|Water Margin character|
|Nickname||"Living King Yama"
|Rank||31st, Defeat Star (天敗星) of the 36 Heavenly Spirits|
|Navy leader of Liangshan|
|Ancestral home / Place of origin||Shijie Village (in present-day Liangshan County, Jining, Shandong)|
|First appearance||Chapter 15|
Ruan Xiaoqi, also known as Ruan the Seventh, is a fictional character in Water Margin, one of the Four Great Classical Novels of Chinese literature. He ranks 31st of the 36 Heavenly Spirits of the 108 Liangshan heroes and is nicknamed "Living King Yama".
The novel describes Ruan Xiaoqi as a man with an unusual appearance. He has bulging eyes, pale yellow whiskers and dark patches on his skin that makes him seem as though he is a bronze statue. He bears a resemblance to King Yama, the ruler of Hell in Chinese mythology, and is thus nicknamed "Living King Yama".
Ruan Xiaoqi is the youngest of the three Ruan brothers (Ruan Xiaoer, Ruan Xiaowu and himself). The brothers live in Shijie Village (石碣村; in present-day Liangshan County, Jining, Shandong), where they earn a living by fishing and trading illegally on the river. The brothers are powerful swimmers. Ruan Xiaoqi enjoys gambling and spends all his money most of the time. He is also known to be very direct in speech and impatient.
Becoming an outlaw
Wu Yong succeeds in persuading the Ruan brothers to join Chao Gai, himself, Gongsun Sheng and Liu Tang to rob the convoy of birthday gifts for the Imperial Tutor, Cai Jing. The government orders the arrest of the seven men after the incident and they flee to Liangshan Marsh for refuge.
Wang Lun, the incompetent and selfish leader of the outlaws, refuses to allow Chao Gai and company to join the band and tries to send them away with gifts. Wu Yong instigates Lin Chong to kill Wang Lun, and then Chao Gai then succeeds Wang as chief of Liangshan. Ruan Xiaoqi takes the eight position of leadership among all the leaders. He is appointed as one of the leaders of the Liangshan navy for his expertise in naval warfare.
Ruan Xiaoqi participates in the subsequent battles against the enemies of Liangshan. During the battle with imperial forces led by Guan Sheng, Ruan Xiaoqi attempts to sneak into the enemy camp to rescue the captured Zhang Heng but fails and he is also caught as well.
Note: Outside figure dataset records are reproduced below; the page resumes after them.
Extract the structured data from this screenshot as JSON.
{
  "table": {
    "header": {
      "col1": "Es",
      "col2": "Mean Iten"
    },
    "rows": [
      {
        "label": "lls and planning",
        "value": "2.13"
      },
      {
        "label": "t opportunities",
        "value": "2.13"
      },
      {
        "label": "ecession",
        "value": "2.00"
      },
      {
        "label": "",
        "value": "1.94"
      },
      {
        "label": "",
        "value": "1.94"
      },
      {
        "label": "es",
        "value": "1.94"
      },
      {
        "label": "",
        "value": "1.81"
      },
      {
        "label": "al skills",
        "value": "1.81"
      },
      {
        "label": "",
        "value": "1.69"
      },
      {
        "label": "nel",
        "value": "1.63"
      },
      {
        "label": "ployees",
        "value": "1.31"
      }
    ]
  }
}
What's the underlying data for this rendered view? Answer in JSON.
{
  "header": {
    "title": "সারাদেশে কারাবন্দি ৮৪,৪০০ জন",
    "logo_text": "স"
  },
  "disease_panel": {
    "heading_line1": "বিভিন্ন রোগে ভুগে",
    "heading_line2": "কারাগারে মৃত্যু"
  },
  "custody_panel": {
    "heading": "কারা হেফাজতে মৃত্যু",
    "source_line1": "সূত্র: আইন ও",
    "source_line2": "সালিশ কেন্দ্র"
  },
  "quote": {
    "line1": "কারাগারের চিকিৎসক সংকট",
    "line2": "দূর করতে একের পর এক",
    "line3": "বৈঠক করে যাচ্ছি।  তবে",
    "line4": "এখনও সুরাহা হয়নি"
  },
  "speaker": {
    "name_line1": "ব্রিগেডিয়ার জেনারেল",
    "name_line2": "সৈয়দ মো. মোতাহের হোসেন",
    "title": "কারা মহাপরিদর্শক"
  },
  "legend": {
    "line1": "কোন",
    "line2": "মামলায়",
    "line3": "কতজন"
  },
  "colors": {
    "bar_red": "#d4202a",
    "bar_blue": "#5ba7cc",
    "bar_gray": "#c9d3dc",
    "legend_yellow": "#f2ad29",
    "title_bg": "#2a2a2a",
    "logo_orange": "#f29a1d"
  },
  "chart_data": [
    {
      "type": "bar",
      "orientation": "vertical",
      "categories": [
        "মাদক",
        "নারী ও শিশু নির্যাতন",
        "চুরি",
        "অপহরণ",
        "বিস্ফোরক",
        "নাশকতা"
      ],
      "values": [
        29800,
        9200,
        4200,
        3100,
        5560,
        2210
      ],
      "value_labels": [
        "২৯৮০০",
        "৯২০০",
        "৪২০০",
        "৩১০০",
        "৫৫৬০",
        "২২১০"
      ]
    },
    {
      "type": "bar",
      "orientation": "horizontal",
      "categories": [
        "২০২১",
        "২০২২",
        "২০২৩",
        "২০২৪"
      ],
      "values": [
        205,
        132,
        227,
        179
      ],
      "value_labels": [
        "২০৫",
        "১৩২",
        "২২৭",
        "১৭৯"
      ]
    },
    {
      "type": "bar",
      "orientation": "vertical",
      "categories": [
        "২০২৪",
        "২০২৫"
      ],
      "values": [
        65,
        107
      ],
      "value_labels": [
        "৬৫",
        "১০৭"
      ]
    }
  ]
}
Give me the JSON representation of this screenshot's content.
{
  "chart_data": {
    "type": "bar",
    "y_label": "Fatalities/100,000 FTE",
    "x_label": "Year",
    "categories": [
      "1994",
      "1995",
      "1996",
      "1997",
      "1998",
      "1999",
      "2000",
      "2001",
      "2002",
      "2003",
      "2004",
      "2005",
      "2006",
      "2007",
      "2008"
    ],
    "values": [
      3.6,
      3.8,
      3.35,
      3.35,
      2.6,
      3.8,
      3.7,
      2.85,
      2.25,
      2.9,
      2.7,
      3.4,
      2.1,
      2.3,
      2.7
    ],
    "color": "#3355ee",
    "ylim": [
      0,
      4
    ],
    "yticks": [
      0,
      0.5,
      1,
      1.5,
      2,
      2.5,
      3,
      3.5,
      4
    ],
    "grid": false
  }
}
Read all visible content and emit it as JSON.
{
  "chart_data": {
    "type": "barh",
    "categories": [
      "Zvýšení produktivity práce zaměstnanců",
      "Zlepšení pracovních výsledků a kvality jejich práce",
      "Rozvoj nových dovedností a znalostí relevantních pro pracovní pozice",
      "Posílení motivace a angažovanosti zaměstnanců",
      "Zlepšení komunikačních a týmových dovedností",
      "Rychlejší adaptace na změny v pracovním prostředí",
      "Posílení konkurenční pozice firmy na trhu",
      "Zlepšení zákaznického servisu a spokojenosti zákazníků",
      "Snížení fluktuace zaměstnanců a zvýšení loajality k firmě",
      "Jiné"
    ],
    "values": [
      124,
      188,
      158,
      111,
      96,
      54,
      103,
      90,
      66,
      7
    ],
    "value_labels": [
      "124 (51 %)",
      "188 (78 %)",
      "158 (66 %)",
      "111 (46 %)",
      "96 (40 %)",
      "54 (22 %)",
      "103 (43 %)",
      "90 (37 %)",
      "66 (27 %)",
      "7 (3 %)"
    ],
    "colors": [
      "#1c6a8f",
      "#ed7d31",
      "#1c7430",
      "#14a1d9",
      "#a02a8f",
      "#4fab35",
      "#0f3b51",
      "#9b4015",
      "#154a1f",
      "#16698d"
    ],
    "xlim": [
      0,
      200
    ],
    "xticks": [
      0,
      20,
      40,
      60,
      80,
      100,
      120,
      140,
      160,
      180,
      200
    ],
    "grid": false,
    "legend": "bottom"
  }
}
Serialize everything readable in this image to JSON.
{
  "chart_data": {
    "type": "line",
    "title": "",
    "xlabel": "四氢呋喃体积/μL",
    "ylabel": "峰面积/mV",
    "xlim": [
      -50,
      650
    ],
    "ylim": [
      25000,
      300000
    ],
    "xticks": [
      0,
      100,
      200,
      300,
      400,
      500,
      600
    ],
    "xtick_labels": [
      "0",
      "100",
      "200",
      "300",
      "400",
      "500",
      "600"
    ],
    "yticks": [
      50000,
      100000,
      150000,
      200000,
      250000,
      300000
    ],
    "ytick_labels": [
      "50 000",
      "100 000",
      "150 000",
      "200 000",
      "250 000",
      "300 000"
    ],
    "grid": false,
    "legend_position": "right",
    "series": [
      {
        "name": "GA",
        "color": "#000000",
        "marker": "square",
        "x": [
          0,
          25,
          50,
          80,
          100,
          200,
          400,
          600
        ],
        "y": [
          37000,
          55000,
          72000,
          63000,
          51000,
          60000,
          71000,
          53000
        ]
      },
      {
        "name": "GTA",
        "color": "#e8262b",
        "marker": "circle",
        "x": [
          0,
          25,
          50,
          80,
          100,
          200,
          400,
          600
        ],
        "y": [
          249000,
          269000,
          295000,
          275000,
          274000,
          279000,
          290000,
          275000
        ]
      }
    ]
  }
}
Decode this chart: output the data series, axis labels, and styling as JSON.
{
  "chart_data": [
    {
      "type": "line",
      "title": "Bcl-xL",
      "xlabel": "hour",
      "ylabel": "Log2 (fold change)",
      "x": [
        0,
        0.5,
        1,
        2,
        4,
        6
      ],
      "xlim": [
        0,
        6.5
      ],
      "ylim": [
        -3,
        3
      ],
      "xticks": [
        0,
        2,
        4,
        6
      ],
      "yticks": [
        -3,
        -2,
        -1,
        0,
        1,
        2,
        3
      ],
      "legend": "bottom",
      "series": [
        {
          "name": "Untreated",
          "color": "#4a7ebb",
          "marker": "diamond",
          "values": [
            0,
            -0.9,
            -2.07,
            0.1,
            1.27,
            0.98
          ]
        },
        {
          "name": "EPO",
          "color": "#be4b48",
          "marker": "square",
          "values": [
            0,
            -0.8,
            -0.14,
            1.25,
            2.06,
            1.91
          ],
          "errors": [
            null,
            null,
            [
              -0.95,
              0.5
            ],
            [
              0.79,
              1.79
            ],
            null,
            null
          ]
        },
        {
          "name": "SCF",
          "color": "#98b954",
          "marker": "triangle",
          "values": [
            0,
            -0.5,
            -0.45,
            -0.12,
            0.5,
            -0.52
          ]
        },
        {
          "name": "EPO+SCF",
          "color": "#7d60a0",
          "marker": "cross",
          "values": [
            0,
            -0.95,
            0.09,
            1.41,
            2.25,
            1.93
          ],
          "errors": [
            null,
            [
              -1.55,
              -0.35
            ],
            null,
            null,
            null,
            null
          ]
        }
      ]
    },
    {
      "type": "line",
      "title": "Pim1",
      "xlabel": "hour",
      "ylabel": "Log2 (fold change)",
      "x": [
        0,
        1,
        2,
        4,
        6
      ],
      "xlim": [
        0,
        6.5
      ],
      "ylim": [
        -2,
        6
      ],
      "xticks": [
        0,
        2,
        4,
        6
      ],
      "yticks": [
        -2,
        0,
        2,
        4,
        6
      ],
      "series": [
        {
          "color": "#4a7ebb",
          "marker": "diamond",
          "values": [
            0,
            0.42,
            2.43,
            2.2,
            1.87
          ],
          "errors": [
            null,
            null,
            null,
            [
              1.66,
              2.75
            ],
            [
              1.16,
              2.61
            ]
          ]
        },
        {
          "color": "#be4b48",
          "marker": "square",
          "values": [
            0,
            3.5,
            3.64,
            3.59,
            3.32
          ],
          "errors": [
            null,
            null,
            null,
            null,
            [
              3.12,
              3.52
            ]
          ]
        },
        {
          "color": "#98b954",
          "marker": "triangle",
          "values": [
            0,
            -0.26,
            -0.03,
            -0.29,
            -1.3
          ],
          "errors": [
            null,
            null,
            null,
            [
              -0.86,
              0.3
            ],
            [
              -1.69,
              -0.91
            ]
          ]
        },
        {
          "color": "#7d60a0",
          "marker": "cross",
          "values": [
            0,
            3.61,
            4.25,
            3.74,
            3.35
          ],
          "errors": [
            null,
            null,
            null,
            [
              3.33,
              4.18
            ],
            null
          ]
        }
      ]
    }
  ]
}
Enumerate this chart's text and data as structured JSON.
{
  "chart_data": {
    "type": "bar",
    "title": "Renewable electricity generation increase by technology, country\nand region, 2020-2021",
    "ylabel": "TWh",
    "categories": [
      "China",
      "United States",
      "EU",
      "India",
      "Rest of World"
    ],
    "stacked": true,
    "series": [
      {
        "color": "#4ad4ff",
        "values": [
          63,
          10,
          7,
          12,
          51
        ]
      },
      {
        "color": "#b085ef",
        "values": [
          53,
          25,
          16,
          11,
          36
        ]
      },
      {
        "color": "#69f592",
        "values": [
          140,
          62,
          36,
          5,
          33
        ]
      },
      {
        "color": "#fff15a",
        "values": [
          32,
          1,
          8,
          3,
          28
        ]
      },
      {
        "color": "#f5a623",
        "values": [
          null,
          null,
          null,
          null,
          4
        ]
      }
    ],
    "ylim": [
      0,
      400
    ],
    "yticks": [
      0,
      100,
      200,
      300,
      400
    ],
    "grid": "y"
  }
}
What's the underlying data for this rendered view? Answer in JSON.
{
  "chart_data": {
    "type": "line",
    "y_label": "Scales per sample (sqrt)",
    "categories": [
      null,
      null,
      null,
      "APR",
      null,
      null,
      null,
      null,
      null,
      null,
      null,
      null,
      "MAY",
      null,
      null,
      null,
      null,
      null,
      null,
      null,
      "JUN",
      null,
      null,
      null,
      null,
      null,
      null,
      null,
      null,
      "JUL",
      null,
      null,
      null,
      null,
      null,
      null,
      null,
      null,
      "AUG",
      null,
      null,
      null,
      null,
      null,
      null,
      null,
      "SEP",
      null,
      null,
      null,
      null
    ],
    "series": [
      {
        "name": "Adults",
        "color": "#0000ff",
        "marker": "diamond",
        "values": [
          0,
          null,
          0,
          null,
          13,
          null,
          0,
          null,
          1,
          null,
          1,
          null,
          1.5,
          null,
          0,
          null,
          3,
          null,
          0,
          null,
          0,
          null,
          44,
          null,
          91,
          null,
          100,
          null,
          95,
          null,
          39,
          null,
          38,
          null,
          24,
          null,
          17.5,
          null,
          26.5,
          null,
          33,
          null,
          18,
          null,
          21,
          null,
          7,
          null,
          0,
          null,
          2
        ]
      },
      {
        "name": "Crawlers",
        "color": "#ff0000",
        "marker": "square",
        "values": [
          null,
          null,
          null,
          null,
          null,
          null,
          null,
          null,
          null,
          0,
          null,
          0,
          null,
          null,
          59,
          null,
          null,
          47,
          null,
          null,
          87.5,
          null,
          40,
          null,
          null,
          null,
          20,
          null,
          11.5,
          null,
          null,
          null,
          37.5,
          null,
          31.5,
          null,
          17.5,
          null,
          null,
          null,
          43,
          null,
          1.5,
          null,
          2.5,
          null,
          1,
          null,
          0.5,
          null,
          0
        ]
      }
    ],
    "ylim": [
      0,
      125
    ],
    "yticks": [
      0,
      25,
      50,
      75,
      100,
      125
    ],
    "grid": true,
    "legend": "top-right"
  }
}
He is released after Guan Sheng surrenders and joins Liangshan.
Campaigns and death
After the outlaws have been granted amnesty by Emperor Huizong, Ruan Xiaoqi follows them on their campaigns against the Liao invaders and rebel forces. His brothers are not as lucky as him as they perished during the final campaign against the rebel leader Fang La. Ruan Xiaoqi dons Fang La's crown and robes in excitement after the victory over Fang's forces.
When the surviving Liangshan forces return to the capital to report their victory, the emperor is pleased and rewards the heroes by offering them official posts. When Ruan Xiaoqi is about to receive his appointment, Gao Qiu and Cai Jing report him to the emperor and claim that he had committed an act of treason earlier by wearing the garments of a pretender to the throne of the Song Empire. Ruan Xiaoqi is dismissed from office and demoted to the rank of a commoner after the emperor shows leniency. He goes home and leads a happy life until his death at the age of 70.
- (Chinese) Li, Mengxia. 108 Heroes from the Water Margin, page 63. EPB Publishers Pte Ltd, 1992. ISBN 9971-0-0252-3.
- Buck, Pearl. All Men are Brothers. Moyer Bell Ltd, 2006. ISBN 9781559213035.
- Zhang, Lin Ching. Biographies of Characters in Water Margin. Writers Publishing House, 2009. ISBN 978-7506344784.
- Shibusawa, Kou. Bandit Kings of Ancient China, page 95. KOEI, 1989.
- (Japanese) Ichisada, Miyazaki. Suikoden: Kyoko no naka no Shijitsu. Chuo Koronsha, 1993. ISBN 978-4122020559.
- Miyamotois, Yoko. Water Margin: Chinese Robin Hood and His Bandits.
- Keffer, David. Outlaws of the Marsh.